The mean (SD) area under the plasma concentration-time curve from 0 to 12 hours (AUC12) and maximum plasma concentration (Cmax) of trans-resveratrol were 3558 (2195) ng •h/mL and 1274 (790) ng/mL, respectively, after the standard breakfast. The high-fat breakfast significantly decreased the AUC12 and Cmax by 45% and 46%, respectively, when compared with the standard breakfast. Quercetin 500 mg twice daily or 5% alcohol 100mL did not influence trans-resveratrol pharmacokinetics. Diarrhoea was reported in six of the eight subjects. Significant but not clinically relevant changes from baseline were observed in serum potassium and total bilirubin levels.
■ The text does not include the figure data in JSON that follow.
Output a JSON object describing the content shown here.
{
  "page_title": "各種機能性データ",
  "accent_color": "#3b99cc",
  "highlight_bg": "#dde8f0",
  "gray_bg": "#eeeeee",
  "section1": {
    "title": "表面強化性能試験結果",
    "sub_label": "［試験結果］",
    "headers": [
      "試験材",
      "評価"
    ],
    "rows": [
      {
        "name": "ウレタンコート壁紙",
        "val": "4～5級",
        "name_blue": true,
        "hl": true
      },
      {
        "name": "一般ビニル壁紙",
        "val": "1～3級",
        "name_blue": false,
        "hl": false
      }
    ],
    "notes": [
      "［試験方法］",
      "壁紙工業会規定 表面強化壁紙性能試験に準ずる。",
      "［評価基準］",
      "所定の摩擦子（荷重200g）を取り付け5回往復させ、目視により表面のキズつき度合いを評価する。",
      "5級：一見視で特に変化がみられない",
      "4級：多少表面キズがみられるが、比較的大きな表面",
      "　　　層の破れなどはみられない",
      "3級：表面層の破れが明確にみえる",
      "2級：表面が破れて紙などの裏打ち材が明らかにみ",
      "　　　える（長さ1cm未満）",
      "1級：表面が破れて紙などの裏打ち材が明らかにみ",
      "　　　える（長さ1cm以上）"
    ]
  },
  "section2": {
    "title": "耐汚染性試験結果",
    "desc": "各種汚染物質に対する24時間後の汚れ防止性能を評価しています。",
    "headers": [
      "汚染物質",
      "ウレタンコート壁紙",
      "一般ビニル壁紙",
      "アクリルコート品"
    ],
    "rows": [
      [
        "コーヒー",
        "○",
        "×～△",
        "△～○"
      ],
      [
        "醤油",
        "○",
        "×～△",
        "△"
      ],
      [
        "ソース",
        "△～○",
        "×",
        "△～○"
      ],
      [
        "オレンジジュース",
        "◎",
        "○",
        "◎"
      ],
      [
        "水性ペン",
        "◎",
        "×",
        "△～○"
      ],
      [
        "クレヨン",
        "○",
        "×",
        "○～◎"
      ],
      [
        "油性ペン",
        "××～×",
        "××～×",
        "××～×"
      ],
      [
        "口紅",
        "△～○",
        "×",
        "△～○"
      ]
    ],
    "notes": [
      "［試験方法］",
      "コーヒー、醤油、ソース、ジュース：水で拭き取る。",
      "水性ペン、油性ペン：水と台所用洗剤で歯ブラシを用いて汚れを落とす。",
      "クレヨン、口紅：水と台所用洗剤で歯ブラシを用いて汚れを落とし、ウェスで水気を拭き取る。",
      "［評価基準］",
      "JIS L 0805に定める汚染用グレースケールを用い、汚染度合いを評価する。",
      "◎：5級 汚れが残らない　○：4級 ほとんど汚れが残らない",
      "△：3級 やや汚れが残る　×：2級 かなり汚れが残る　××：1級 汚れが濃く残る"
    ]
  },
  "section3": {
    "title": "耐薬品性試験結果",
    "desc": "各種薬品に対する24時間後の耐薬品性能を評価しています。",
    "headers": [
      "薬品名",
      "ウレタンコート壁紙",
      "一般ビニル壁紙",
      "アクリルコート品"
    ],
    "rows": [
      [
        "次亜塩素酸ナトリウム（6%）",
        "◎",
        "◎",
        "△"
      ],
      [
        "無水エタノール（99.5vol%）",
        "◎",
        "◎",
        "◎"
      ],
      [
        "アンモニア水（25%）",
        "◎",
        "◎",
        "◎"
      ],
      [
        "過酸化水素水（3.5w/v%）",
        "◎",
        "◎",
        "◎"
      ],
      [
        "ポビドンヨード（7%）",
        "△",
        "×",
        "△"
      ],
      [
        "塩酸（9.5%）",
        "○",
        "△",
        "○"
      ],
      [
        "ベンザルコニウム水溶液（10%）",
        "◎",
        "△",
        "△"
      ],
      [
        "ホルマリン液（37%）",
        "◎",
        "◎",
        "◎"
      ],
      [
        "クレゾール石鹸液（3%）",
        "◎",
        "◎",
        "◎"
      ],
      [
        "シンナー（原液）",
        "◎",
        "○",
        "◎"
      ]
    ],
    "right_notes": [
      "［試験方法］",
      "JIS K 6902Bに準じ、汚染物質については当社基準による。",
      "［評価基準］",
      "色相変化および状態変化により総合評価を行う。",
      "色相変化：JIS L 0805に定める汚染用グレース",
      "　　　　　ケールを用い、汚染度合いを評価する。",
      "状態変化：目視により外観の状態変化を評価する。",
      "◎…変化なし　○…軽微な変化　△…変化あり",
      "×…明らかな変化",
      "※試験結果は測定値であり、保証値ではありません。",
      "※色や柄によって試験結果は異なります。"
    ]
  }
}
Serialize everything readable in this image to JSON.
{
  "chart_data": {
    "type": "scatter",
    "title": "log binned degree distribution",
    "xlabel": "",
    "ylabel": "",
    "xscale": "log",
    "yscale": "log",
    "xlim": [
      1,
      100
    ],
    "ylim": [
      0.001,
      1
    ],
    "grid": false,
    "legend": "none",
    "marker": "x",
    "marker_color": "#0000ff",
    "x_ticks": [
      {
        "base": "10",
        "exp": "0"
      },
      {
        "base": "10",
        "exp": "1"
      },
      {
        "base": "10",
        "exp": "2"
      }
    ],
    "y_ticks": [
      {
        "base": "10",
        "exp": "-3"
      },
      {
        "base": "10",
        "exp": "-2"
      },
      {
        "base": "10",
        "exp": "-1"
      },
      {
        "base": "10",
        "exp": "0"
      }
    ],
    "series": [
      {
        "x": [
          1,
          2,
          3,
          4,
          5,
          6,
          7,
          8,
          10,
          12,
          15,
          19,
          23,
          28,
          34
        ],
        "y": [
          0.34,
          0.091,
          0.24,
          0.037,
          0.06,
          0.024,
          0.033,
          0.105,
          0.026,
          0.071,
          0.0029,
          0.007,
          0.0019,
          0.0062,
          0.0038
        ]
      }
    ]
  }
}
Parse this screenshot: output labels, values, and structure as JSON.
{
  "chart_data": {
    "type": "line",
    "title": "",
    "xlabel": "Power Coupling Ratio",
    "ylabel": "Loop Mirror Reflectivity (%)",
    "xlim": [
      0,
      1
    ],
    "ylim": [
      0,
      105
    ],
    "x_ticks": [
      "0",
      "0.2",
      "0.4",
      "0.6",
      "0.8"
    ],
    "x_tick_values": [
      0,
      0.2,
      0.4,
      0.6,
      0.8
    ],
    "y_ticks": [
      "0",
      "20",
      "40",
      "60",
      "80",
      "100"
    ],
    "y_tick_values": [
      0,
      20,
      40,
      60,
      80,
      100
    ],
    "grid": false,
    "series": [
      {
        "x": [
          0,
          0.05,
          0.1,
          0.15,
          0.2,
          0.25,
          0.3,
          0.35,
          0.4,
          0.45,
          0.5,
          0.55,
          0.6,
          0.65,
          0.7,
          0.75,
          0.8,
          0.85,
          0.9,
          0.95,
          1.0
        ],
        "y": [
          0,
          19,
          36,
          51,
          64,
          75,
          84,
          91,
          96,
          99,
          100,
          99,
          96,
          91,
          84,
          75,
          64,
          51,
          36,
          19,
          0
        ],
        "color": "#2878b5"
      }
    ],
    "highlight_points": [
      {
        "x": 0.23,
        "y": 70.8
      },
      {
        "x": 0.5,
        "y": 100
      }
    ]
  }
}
Trans-resveratrol 2000 mg twice daily resulted in adequate exposure and was well tolerated by healthy subjects, although diarrhoea was frequently observed. In order to maximize trans-resveratrol exposure, it should be taken with a standard breakfast and not with a high-fat meal. Furthermore, combined intake with quercetin or alcohol did not influence trans-resveratrol exposure.
The healthy subjects are gratefully acknowledged for their participation in this study. D. William Cameron is supported by a Career Scientist Award from the Ontario Ministry of Health/Ontario HIV Treatment Network. No sources of funding were used for the conduct of this study or preparation of this manuscript. The authors have no conflicts of interest that are directly relevant to the content of this study.